Don’t be Fooled by Hadoop’s Complexity: A Guide on How to Avoid Big Data’s Pitfalls

Digital Content Market

Following is the second installment in a three-part series from BlueData on the complexity of Big Data and Hadoop implementation. Check out their previous post, entitled “Big Data, Big Opportunity Cost”.

Join us next week (April 8th), when BlueData’s co-founder and CEO, Kumar Sreekanti, discusses “Hadoop-as-a-Service:  Cost, Agility & Results that enterprises should expect demand”.

In the meantime, check out Technavio’s report on the Global Hadoop as a Service Market.


Last week, my colleague Greg Kirchoff outlined the state of the union with Big Data in the enterprise – and it is not pretty. While the possibilities with Big Data are tantalizing, the reality is that current approaches have left business users frustrated and IT teams overwhelmed with the complexity.

Enterprises of all sizes have identified a clear need to streamline their Big Data initiatives. This is an open challenge to the Big Data community.

Technavio’s March 9th article, “Big Data Demand Boosts Hadoop as a Service” outlines a trend with SMEs that could be the foundation for new approaches for enterprises of all sizes.

Talk to any data analyst (or scientist) in any large enterprise and they will confirm their frustration with on-premises Hadoop. Dig deeper and you will find that they find the consumption model for Big Data in public clouds like Amazon, Azure and Google Compute very appealing in terms of agility and time to insight.  
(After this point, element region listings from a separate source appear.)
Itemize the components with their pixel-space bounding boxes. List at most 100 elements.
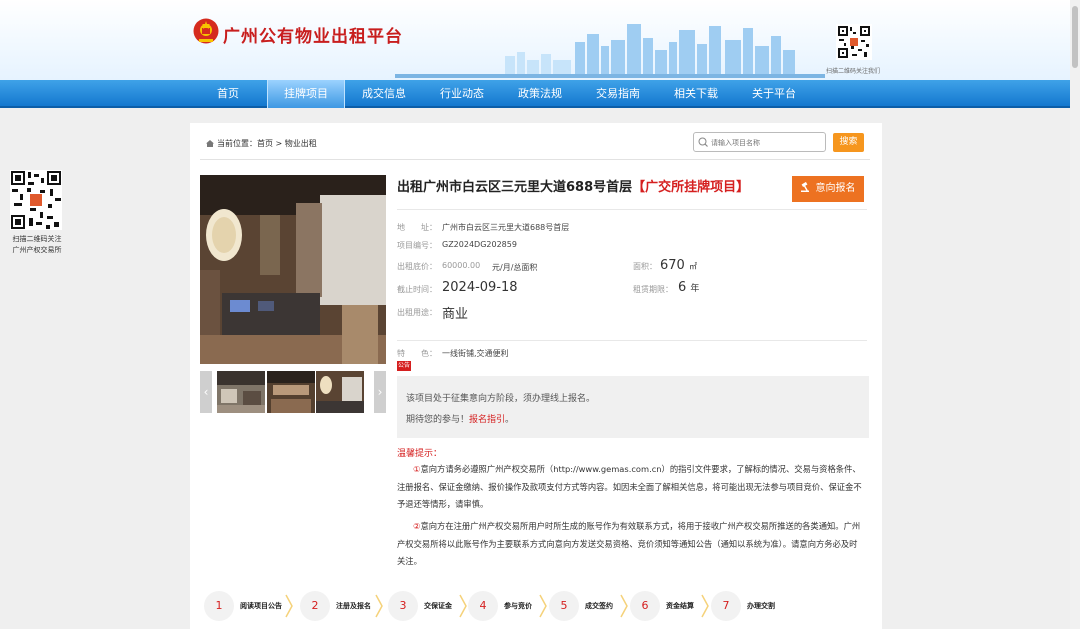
thumbnail-next-button[interactable]: › (374, 371, 386, 413)
process-steps: 1 阅读项目公告 2 注册及报名 3 交保证金 4 参与竞价 5 成交签约 6 … (204, 591, 804, 621)
search-button[interactable]: 搜索 (833, 133, 864, 152)
scrollbar-thumb[interactable] (1072, 6, 1078, 68)
step-label: 资金结算 (666, 602, 694, 610)
area-value: 670 ㎡ (660, 258, 697, 273)
scrollbar-track[interactable] (1070, 0, 1080, 629)
gavel-icon (800, 182, 809, 192)
side-qr-caption-line1: 扫描二维码关注 (12, 235, 62, 243)
area-unit: ㎡ (688, 262, 697, 271)
property-title: 出租广州市白云区三元里大道688号首层【广交所挂牌项目】 (397, 176, 749, 195)
notice-line2-suffix: 。 (505, 415, 515, 425)
side-qr-caption-line2: 广州产权交易所 (12, 246, 62, 254)
tips-paragraph-2: ②意向方在注册广州产权交易所用户时所生成的账号作为有效联系方式，将用于接收广州产… (397, 518, 865, 571)
usage-label: 出租用途： (397, 308, 437, 317)
deadline-label: 截止时间： (397, 285, 437, 294)
site-title[interactable]: 广州公有物业出租平台 (223, 22, 403, 47)
thumbnail-3[interactable] (316, 371, 364, 413)
lease-term-value: 6 年 (678, 280, 699, 295)
property-main-photo[interactable] (200, 175, 386, 364)
nav-trade-guide[interactable]: 交易指南 (579, 80, 657, 108)
feature-label: 特 色： (397, 349, 437, 358)
step-number: 3 (388, 591, 418, 621)
side-qr-caption: 扫描二维码关注 广州产权交易所 (6, 234, 68, 256)
breadcrumb: 当前位置：首页 > 物业出租 (206, 138, 317, 149)
search-icon (698, 137, 708, 147)
step-label: 成交签约 (585, 602, 613, 610)
step-label: 交保证金 (424, 602, 452, 610)
tips-text-1: 意向方请务必遵照广州产权交易所（http://www.gemas.com.cn）… (397, 464, 862, 509)
apply-button-label: 意向报名 (815, 183, 856, 194)
lease-term-unit: 年 (690, 284, 700, 294)
breadcrumb-label: 当前位置： (217, 139, 257, 148)
notice-line2-prefix: 期待您的参与！ (406, 415, 470, 425)
chevron-right-icon (459, 594, 467, 618)
breadcrumb-home-link[interactable]: 首页 (257, 139, 273, 148)
thumbnail-2[interactable] (267, 371, 315, 413)
notice-line1: 该项目处于征集意向方阶段，须办理线上报名。 (406, 394, 596, 404)
nav-about[interactable]: 关于平台 (735, 80, 813, 108)
home-icon (206, 140, 214, 147)
search-input[interactable] (711, 135, 821, 150)
thumbnail-1[interactable] (217, 371, 265, 413)
address-value: 广州市白云区三元里大道688号首层 (442, 223, 570, 232)
breadcrumb-separator: > (273, 139, 285, 148)
step-label: 阅读项目公告 (240, 602, 282, 610)
divider (397, 209, 867, 210)
nav-industry-news[interactable]: 行业动态 (423, 80, 501, 108)
lease-term-label: 租赁期限： (633, 285, 673, 294)
price-label: 出租底价： (397, 262, 437, 271)
tips-paragraph-1: ①意向方请务必遵照广州产权交易所（http://www.gemas.com.cn… (397, 461, 865, 514)
nav-deals[interactable]: 成交信息 (345, 80, 423, 108)
search-box[interactable] (693, 132, 826, 152)
step-number: 4 (468, 591, 498, 621)
chevron-right-icon (701, 594, 709, 618)
price-unit: 元/月/总面积 (492, 263, 538, 272)
step-number: 1 (204, 591, 234, 621)
nav-home[interactable]: 首页 (189, 80, 267, 108)
chevron-right-icon (375, 594, 383, 618)
nav-downloads[interactable]: 相关下载 (657, 80, 735, 108)
content-panel: 当前位置：首页 > 物业出租 搜索 ‹ › 出租广州市白云区三元里大道688号首… (190, 123, 882, 629)
feature-value: 一线街铺,交通便利 (442, 349, 509, 358)
apply-button[interactable]: 意向报名 (792, 176, 864, 202)
step-label: 注册及报名 (336, 602, 371, 610)
qr-code-icon (836, 24, 872, 60)
notice-box: 该项目处于征集意向方阶段，须办理线上报名。 期待您的参与！报名指引。 (397, 376, 869, 438)
main-nav: 首页 挂牌项目 成交信息 行业动态 政策法规 交易指南 相关下载 关于平台 (0, 80, 1080, 108)
deadline-value: 2024-09-18 (442, 280, 518, 295)
registration-guide-link[interactable]: 报名指引 (469, 415, 505, 425)
notice-line2: 期待您的参与！报名指引。 (406, 412, 514, 425)
step-label: 办理交割 (747, 602, 775, 610)
step-number: 2 (300, 591, 330, 621)
tips-title: 温馨提示： (397, 449, 443, 459)
project-code-value: GZ2024DG202859 (442, 240, 517, 249)
step-number: 5 (549, 591, 579, 621)
step-label: 参与竞价 (504, 602, 532, 610)
emblem-logo-icon (193, 18, 219, 44)
property-title-text: 出租广州市白云区三元里大道688号首层 (397, 180, 633, 195)
step-number: 7 (711, 591, 741, 621)
breadcrumb-current: 物业出租 (284, 139, 317, 148)
area-label: 面积： (633, 262, 657, 271)
chevron-right-icon (285, 594, 293, 618)
step-number: 6 (630, 591, 660, 621)
address-label: 地 址： (397, 223, 437, 232)
divider (200, 159, 870, 160)
city-skyline-banner (395, 24, 825, 78)
nav-policies[interactable]: 政策法规 (501, 80, 579, 108)
side-qr-code-icon (10, 170, 62, 230)
announcement-badge[interactable]: 公告 (397, 361, 412, 371)
price-value: 60000.00 (442, 261, 481, 270)
chevron-right-icon (539, 594, 547, 618)
lease-term-number: 6 (678, 280, 687, 295)
qr-caption: 扫描二维码关注我们 (826, 68, 881, 75)
tips-text-2: 意向方在注册广州产权交易所用户时所生成的账号作为有效联系方式，将用于接收广州产权… (397, 521, 861, 566)
chevron-right-icon (620, 594, 628, 618)
exchange-listing-tag: 【广交所挂牌项目】 (632, 180, 750, 195)
site-header: 广州公有物业出租平台 扫描二维码关注我们 (0, 0, 1080, 80)
thumbnail-prev-button[interactable]: ‹ (200, 371, 212, 413)
divider (397, 340, 867, 341)
usage-value: 商业 (442, 307, 469, 322)
nav-listings[interactable]: 挂牌项目 (267, 80, 345, 108)
project-code-label: 项目编号： (397, 241, 437, 250)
So the obvious question becomes, why not bring the Hadoop-as-a-service approach (i.e. Amazon EMR-like experience) on-premises, and attack the common pitfalls of Big Data that are the root cause of complexity and cost?

Hadoop

This proven Hadoop-as-a-service approach for on-premises systems not only addresses the common pitfalls but also ensures enterprises are able to quickly, cost-effectively and consistently derive value from their growing data sets.

Key benefits include:

Make Big Data available to everyone. As more stakeholders within an organization realize the potential of Big Data and demand access to a company’s resources, a Big Data infrastructure must be flexible enough to accommodate all their needs.   

  • Simplify the complexity of provisioning Big Data jobs so that non-experts have the capacity to build and manage their own jobs without the cost and expertise of Big Data infrastructure specialists.
  • Permit the simultaneous provisioning and running of multiple clusters so that users throughout the organization may create their own Big Data jobs as needed instead of waiting weeks or months.
  • Permit the use of any Big Data application (e.g. Hadoop, Spark, BI/ETL tools). Most Big Data infrastructures restrict an enterprise’s choice of applications to those that are provided by a specific vendor’s Hadoop distribution. A truly flexible infrastructure allows an organization to take advantage of any Big Data application available across the open source community.                              

Separate compute and storage. Infrastructure must be flexible enough to allow an enterprise to fully disconnect analytical processing from data storage. This sort of separation allows an organization to:              

  • Access data directly from the organization’s enterprise storage systems and avoid the expensive and time- consuming step of copying data to an HDFS prior to running any analytics.                                               
  • Keep sensitive data within an organization’s secure enterprise storage systems                 
  • Independently scale compute (CPU) and storage on an as-needed basis.

Take advantage of Big Data virtualization. When virtualization is wedded with the performance of an adaptable Big Data framework for Hadoop-as-a-Service on-premises, you can streamline operations and lower costs.                

  • Experience enterprise-grade data security not available through an IaaS or PaaS running in a public cloud.
  • Quickly scale operations as needed to take advantage of dynamic market conditions.
  • Realize significant capital expenditure savings.              

In conclusion, I leave you with this final word.  Hadoop’s complexity shouldn’t be the April Fools joke to your on-premises Big Data initiatives.  You can realize Amazon EMR-like simplicity while increasing performance, security, agility and speed while unleashing Big Data’s value to everyone within your organization.